WrappedNouns details

Compatibility:

  • Original Nouns are transferred to WrappedNouns, and a WrappedNoun is minted to the owner of that original Noun. There is a reverse redeem function that burns the WrappedNoun and sends the original Noun to the WrappedNoun’s owner.

  • WrappedNoun art reflects the original Noun’s art.

  • Nouns auction still sells OG Nouns.

  • To maintain backwards compatibility with the current Governor contract, the owner can delegated their deposited Nouns to an wallet of their choice.

Delegation:

  • Nouns can set a “default delegate” wallet, to which any new WrappedNoun they receive is automatically delegated.

  • The rules of who can delegate and subdelegate would be very similar to approach 1; meaning we would keep track for each WrappedNoun which wallet is its delegate or subdelegate.

  • The technical details of how we keep this state can vary:

    • It could be simple storage mappings in the WrappedNouns contract, or

    • It could be delegation NFTs similar to approach 1, slightly improved because we have hooks on WrappedNouns transfers; for example, upon a transfer of a WrappedNoun we could auto-transfer the relevant delegation NFT to the new Nouner's default delegate wallet.

Hooks:

  • This is a technical point we haven't fully explored yet: this design allows us to deploy new upgradeable and configurable code that could run before or after each WrappedNoun transfer.

  • The obvious use case is mentioned above, an improved UX when selling Nouns: to auto-delegate Nouns upon transfer per some recipient configuration, e.g. delegate all newly received Nouns to a specific wallet.

  • We're hoping to hear more exciting ideas from the community.

How to determine a Noun's current delegate

  • If a WrappedNoun does not exist for that Noun, the owner is the only account that can vote.

  • If a WrappedNoun exists, we can take either direction:

    • Like approach 2, except the delegation mapping would be stored in the WrappedNoun contract rather that the governor contract, or

    • Like approach 1, except the WrappedNoun contract would determine the current delegate rather than the governor contract.

Open Questions

  • How do we treat WrappedNouns where their backing ON Noun has been burned?

    • Probably similar to delegation NFTs, with specific logic in the governor contract to prevent voting and proposing, and allowing anyone to burn such WrappedNouns.

Noteworthy differences

  • Delegation NFTs is the only design that has the stale tokens property, as discussed in detail above.

  • Delegation NFTs might also be the coolest, as the only design that puts NFTs in delegates' wallets. It seems like the most composable design; for example, crypto wallets that support NFT transfers will then support delegation and subdelegation out of the box; and delegates can know which Nouns they can vote with just by looking at the NFTs in their wallet. Delegation NFT art is another open design space.

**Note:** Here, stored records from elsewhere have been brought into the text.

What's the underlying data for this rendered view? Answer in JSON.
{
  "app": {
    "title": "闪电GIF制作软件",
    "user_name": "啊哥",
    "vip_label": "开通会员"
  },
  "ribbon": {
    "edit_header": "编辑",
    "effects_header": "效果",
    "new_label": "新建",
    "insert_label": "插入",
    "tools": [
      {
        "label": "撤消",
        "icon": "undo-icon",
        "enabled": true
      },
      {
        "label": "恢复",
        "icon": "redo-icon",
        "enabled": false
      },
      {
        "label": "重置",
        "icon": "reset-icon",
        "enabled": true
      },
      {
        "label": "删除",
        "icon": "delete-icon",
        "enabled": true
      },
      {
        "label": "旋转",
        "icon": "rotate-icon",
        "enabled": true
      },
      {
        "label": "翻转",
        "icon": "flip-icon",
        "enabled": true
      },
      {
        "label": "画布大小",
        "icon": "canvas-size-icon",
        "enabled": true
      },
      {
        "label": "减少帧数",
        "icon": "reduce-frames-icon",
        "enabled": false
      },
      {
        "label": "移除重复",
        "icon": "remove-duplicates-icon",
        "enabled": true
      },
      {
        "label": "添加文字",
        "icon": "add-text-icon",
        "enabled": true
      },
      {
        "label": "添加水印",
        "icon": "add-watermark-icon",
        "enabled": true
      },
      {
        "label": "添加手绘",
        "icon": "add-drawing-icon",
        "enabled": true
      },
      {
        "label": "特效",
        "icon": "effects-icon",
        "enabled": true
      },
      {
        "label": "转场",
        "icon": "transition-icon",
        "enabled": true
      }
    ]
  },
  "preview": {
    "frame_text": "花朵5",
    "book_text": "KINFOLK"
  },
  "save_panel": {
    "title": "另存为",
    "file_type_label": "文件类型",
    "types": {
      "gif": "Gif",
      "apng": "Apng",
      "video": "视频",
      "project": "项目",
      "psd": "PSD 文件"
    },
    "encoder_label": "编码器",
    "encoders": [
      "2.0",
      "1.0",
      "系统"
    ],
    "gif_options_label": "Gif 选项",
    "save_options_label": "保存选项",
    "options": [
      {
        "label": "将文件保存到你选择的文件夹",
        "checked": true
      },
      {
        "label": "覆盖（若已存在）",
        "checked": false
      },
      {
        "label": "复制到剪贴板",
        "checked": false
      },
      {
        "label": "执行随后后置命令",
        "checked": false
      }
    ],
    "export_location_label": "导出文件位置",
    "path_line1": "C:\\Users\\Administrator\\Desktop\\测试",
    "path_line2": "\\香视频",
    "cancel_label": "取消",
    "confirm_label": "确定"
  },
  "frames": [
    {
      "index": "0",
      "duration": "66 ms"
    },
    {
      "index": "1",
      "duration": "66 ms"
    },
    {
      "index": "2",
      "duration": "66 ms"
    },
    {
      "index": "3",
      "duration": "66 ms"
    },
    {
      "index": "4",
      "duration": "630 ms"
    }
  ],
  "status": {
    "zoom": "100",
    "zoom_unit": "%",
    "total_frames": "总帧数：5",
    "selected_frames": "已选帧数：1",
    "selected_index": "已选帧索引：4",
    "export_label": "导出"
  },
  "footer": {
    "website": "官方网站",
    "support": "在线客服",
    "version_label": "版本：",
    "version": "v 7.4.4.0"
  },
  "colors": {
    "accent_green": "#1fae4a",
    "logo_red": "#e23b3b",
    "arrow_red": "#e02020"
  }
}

  • Wrapped Nouns is the only design that can give us hooks on transfers (it's not complete because some Nouns might never wrap). Such hooks allow us to auto-delegate newly received Wrapped Nouns similar to today's token design; hooks might also be a new opportunity for great ideas and teams we haven't seen yet.

Our take

WrappedNouns feel too complex. Tracking delegation in the Governor's state feels like a missed opportunity.

Delegation NFTs feel the most exciting, as a tangible UX upgrade for Nouners, delegates and even just curious fans. This approach still has its issues, but our current gut feeling says going down this path will be worth it.

Assuming sufficient conviction in the delegation NFTs approach, we would flesh out all the open issues and share a detailed design post with everyone, to make sure the juice is indeed worth the squeeze.

What’s next?

We want your feedback. Do you have a preferred design direction? Do you think none of them are good enough? How should we approach subdelegation? What additional detail should we add to help you form your opinion?

In the meantime we’re working on additional posts, including:

  • Fork V2 additional details.

  • Gas comparison of the current state vs these design alternatives.

  • And possibly a few more, ending with an update on final decisions.